Does Pinot's batch insert have any way to avoid in...
# general
a
Does Pinot's batch insert have any way to avoid inserting duplicate data? Say that ever day I want to batch-insert the previous day of data, and I have multiple batches of data per day (say each batch of data corresponds to data from a different ice cream flavor). If I'm generating + batch inserting yesterday's data for each ice cream flavor in parallel, and the "strawberry" job fails, so I rerun it, how do I make sure I'm not batch-inserting "strawberry" data that was already inserting?
k
Segment name is unique across the table. As long as you maintain idempotent across multiple runs. It will be fine
So in your case, make sure you encode value of the flavor in segment name
So even if you push the same data again, it will be overridden
a
Ok, super cool.
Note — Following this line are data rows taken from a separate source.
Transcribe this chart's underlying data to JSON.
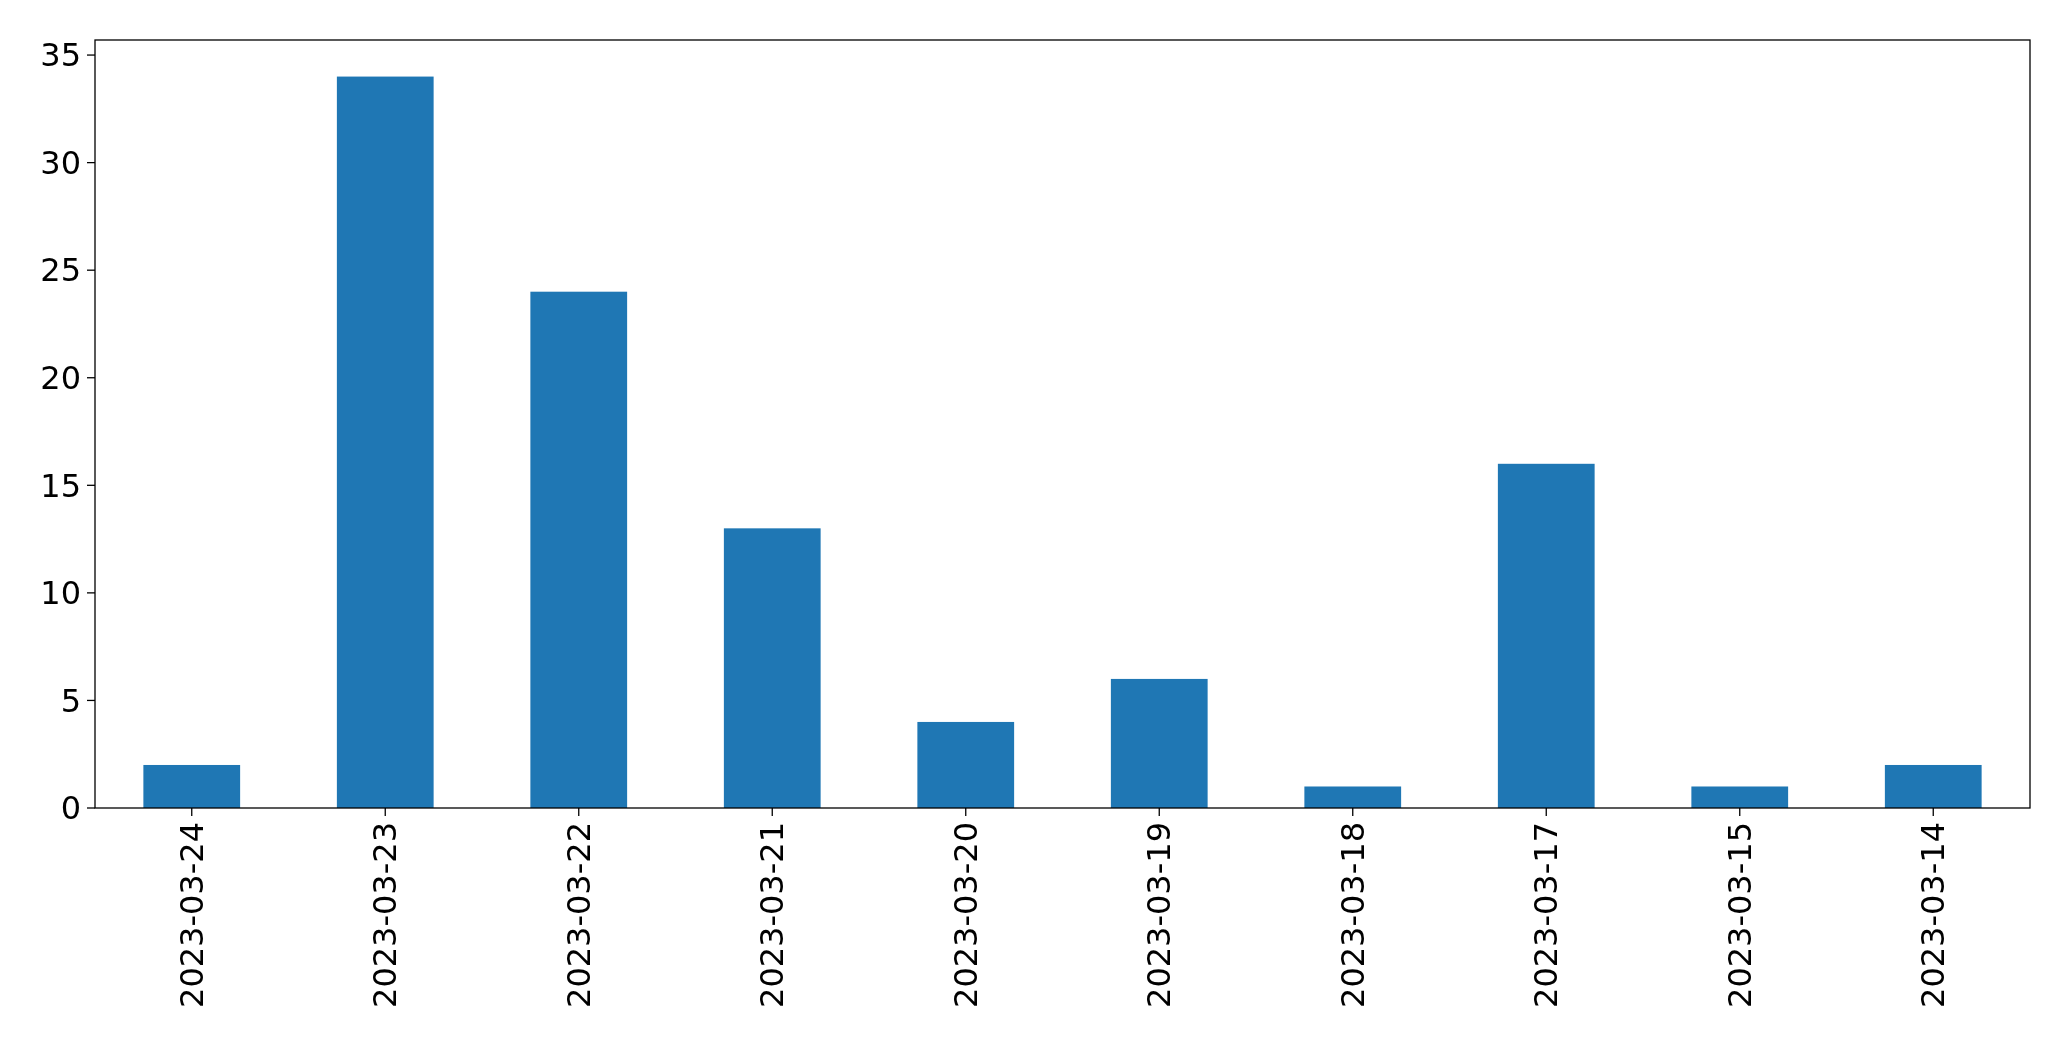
{
  "chart_data": {
    "type": "bar",
    "categories": [
      "2023-03-24",
      "2023-03-23",
      "2023-03-22",
      "2023-03-21",
      "2023-03-20",
      "2023-03-19",
      "2023-03-18",
      "2023-03-17",
      "2023-03-15",
      "2023-03-14"
    ],
    "values": [
      2,
      34,
      24,
      13,
      4,
      6,
      1,
      16,
      1,
      2
    ],
    "color": "#1f77b4",
    "ylim": [
      0,
      35.7
    ],
    "yticks": [
      0,
      5,
      10,
      15,
      20,
      25,
      30,
      35
    ],
    "grid": false
  }
}
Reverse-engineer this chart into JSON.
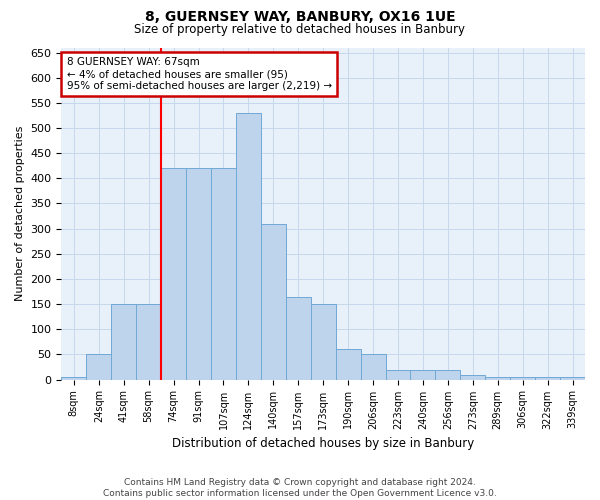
{
  "title1": "8, GUERNSEY WAY, BANBURY, OX16 1UE",
  "title2": "Size of property relative to detached houses in Banbury",
  "xlabel": "Distribution of detached houses by size in Banbury",
  "ylabel": "Number of detached properties",
  "categories": [
    "8sqm",
    "24sqm",
    "41sqm",
    "58sqm",
    "74sqm",
    "91sqm",
    "107sqm",
    "124sqm",
    "140sqm",
    "157sqm",
    "173sqm",
    "190sqm",
    "206sqm",
    "223sqm",
    "240sqm",
    "256sqm",
    "273sqm",
    "289sqm",
    "306sqm",
    "322sqm",
    "339sqm"
  ],
  "values": [
    5,
    50,
    150,
    150,
    420,
    420,
    420,
    530,
    310,
    165,
    150,
    60,
    50,
    20,
    20,
    20,
    10,
    5,
    5,
    5,
    5
  ],
  "bar_color": "#bed3ec",
  "bar_edge_color": "#6fa8d6",
  "grid_color": "#c8d8ec",
  "bg_color": "#e8f0fa",
  "red_line_x": 3.5,
  "annotation_text": "8 GUERNSEY WAY: 67sqm\n← 4% of detached houses are smaller (95)\n95% of semi-detached houses are larger (2,219) →",
  "annotation_box_color": "#ffffff",
  "annotation_box_edge": "#cc0000",
  "ylim": [
    0,
    660
  ],
  "yticks": [
    0,
    50,
    100,
    150,
    200,
    250,
    300,
    350,
    400,
    450,
    500,
    550,
    600,
    650
  ],
  "footer1": "Contains HM Land Registry data © Crown copyright and database right 2024.",
  "footer2": "Contains public sector information licensed under the Open Government Licence v3.0."
}
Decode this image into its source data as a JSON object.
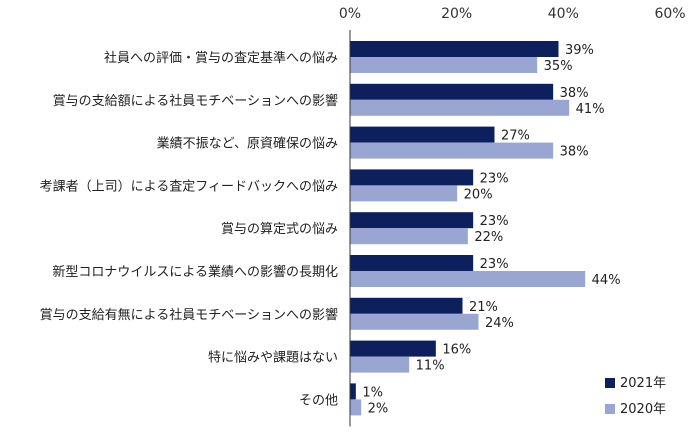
{
  "colors": {
    "series_2021": "#0d1f5c",
    "series_2020": "#99a6d1",
    "axis": "#333333",
    "text": "#222222"
  },
  "chart_data": {
    "type": "bar",
    "orientation": "horizontal",
    "categories": [
      "社員への評価・賞与の査定基準への悩み",
      "賞与の支給額による社員モチベーションへの影響",
      "業績不振など、原資確保の悩み",
      "考課者（上司）による査定フィードバックへの悩み",
      "賞与の算定式の悩み",
      "新型コロナウイルスによる業績への影響の長期化",
      "賞与の支給有無による社員モチベーションへの影響",
      "特に悩みや課題はない",
      "その他"
    ],
    "series": [
      {
        "name": "2021年",
        "values": [
          39,
          38,
          27,
          23,
          23,
          23,
          21,
          16,
          1
        ]
      },
      {
        "name": "2020年",
        "values": [
          35,
          41,
          38,
          20,
          22,
          44,
          24,
          11,
          2
        ]
      }
    ],
    "x_ticks": [
      "0%",
      "20%",
      "40%",
      "60%"
    ],
    "xlim": [
      0,
      60
    ],
    "axis_position": "top",
    "grid": false,
    "legend_position": "bottom-right",
    "value_suffix": "%"
  }
}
So I just need to make sure I set the segment name correctly -- like in
segmentNameGeneratorSpec
?
k
Right
We typically use date and partition Some kind of partition id as the convention
a
Awesome, thank you
Also just for my understanding -- is there any point in time where partially complete segments or partially overwritten segments are visible to consumers?
k
Is this hybrid or batch only table
a
I'm curious about the answer for both!
k
with batch only, its visible as soon as a segment is pushed
in hybrid, its only visible after a time boundary moves from one day to another.